Heres a question, I normally apply SRP by hand in circular motions in a similar way you apply waxes only with a bit more pressure.

I am wanting to use SRP on my G220 probably with a lake country green polishing pad, now im not wanting to do a correction just use the machine to save my arms:lol: so would this work or just fling polish everywhere.
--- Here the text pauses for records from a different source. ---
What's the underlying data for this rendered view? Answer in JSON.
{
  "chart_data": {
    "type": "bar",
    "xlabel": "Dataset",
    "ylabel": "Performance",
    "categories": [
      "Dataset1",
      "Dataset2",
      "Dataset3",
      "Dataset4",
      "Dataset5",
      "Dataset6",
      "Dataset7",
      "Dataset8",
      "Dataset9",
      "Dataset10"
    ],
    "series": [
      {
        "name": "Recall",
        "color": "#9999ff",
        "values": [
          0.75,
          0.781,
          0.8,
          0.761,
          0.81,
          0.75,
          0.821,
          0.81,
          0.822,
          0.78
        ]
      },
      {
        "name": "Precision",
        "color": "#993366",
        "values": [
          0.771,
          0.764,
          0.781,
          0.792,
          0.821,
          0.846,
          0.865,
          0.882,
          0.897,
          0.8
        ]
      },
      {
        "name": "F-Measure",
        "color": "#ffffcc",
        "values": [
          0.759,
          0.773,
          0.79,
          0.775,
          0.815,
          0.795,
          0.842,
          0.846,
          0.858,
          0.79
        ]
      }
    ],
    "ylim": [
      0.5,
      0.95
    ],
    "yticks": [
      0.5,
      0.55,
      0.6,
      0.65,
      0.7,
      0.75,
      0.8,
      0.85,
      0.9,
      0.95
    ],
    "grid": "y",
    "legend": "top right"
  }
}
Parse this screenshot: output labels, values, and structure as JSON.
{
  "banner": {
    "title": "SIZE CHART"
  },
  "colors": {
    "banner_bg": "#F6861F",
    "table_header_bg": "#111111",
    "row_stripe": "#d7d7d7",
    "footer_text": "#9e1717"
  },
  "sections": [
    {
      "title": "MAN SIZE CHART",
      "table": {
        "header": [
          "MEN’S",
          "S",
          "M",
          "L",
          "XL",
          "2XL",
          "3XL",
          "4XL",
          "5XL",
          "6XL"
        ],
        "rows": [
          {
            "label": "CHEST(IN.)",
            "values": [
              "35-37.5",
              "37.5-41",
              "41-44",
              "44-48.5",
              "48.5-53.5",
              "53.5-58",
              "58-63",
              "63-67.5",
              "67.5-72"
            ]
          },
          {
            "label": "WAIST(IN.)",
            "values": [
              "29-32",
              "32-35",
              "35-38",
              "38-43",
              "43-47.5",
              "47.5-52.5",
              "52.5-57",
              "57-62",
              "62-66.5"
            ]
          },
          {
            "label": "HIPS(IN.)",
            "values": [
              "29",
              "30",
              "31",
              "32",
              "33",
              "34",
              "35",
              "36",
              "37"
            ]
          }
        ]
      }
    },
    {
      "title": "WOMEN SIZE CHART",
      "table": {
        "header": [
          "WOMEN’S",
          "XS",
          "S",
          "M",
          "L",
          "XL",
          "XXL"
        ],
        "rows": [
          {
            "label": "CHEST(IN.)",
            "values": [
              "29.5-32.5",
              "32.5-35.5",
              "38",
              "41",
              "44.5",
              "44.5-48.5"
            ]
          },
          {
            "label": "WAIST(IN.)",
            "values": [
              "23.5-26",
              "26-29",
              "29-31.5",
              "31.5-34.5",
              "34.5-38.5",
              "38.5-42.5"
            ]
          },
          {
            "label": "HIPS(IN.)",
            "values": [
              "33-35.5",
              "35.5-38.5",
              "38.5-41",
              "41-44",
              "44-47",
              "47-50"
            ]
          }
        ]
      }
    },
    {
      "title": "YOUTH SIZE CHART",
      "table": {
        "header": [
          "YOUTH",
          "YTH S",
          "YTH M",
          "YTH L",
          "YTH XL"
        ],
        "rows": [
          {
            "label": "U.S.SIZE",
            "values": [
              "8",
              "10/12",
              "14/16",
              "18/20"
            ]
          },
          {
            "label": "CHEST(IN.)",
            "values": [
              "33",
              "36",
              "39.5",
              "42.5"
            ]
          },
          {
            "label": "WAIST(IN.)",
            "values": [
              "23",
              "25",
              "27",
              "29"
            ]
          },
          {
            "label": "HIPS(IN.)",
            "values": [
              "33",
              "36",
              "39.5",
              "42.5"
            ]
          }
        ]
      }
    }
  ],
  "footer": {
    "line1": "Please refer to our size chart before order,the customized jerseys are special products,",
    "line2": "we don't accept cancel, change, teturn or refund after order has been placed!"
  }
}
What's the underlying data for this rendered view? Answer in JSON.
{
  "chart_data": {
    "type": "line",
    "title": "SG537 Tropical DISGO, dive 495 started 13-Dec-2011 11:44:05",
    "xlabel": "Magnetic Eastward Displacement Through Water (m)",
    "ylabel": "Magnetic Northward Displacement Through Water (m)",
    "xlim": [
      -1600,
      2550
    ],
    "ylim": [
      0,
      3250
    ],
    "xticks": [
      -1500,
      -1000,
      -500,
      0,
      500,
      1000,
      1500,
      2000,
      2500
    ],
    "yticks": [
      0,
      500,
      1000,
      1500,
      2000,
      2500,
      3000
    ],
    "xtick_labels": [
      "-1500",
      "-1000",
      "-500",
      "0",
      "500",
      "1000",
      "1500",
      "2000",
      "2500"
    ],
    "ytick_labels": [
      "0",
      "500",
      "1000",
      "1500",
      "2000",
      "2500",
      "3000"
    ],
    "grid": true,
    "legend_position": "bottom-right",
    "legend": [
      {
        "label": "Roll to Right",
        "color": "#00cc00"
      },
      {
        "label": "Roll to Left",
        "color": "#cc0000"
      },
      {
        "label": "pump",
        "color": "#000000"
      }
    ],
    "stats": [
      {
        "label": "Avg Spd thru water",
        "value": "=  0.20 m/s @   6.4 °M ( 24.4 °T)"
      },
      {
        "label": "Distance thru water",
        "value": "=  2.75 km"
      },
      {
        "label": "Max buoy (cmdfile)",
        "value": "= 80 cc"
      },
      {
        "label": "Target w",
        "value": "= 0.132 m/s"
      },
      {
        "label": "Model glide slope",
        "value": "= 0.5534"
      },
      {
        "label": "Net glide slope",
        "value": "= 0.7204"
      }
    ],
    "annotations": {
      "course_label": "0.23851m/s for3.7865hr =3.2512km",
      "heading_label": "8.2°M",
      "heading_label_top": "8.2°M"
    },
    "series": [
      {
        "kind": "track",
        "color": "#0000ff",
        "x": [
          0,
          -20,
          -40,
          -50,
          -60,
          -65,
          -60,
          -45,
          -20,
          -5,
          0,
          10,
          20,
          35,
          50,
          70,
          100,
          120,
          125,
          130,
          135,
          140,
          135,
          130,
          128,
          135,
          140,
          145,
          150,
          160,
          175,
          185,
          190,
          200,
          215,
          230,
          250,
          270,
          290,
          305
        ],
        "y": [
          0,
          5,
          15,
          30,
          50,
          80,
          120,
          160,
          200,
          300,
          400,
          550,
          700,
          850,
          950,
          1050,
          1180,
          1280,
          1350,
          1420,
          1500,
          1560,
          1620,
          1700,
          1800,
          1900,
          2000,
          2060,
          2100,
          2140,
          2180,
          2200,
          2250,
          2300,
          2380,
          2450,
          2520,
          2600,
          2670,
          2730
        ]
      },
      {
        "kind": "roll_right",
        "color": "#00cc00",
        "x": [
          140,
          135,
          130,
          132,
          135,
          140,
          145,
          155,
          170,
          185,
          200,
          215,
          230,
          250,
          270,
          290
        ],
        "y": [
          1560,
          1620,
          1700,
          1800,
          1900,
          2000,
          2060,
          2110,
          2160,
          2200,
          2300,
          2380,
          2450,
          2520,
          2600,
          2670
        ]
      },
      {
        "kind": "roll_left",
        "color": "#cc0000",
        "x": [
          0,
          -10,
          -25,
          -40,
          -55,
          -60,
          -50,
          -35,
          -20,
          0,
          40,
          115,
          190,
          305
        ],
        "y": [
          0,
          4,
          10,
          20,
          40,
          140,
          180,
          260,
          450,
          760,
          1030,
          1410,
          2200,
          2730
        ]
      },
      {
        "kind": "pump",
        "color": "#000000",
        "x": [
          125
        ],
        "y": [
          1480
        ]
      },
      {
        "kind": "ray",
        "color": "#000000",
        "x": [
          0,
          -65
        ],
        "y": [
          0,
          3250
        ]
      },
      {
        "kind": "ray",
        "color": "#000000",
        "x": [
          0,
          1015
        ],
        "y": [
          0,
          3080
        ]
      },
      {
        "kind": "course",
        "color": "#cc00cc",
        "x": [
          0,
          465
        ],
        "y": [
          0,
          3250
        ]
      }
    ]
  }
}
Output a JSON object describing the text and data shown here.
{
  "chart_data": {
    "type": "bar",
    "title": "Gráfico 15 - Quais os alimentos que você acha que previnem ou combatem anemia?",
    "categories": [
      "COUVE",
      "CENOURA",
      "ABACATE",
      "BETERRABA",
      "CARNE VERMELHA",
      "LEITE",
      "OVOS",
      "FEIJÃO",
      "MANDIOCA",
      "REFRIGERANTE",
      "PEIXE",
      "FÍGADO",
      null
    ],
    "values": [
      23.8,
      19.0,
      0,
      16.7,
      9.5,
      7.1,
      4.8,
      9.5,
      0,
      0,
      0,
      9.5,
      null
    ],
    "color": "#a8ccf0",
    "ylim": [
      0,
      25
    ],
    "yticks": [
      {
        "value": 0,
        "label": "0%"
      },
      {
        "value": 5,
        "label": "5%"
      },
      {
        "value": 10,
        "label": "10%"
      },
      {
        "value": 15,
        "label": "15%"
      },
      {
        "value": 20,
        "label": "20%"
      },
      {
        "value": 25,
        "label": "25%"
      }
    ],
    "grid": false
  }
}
Hope you understand what im saying.....I want to give the car a coat of SRP the fastest and easiest way possible:wave:

Any tips on what speed to use etc would be great:thumb:


----------



## Black Widow (Apr 6, 2009)

http://www.detailingworld.co.uk/forum/showthread.php?t=100889


----------



## RICHIE40 (Jul 9, 2007)

Apply 4 small 'blobs' of polish to the pad. Start of dabbing the pad onto the panel to apply the polish to the panel. Then start the machine off on your lowest speed. The polish should then break up nicely with no 'splashing' etc :thumb:


----------



## ahaydock (Jan 4, 2007)

I use speed 4 (ish) with my G220 and SRP on a Polishing Pad and it works well :thumb:


----------



## ATypeR (Jul 20, 2009)

Ditto


----------



## craigblues (Jul 24, 2011)

ahaydock said:


> I use speed 4 (ish) with my G220 and SRP on a Polishing Pad and it works well :thumb:


Which polishing pad do you use on your G220?


----------



## IbizaFR (May 22, 2010)

I have used a white SFX 2 when required and then a SFX 4 Final Finish, both worked ok


----------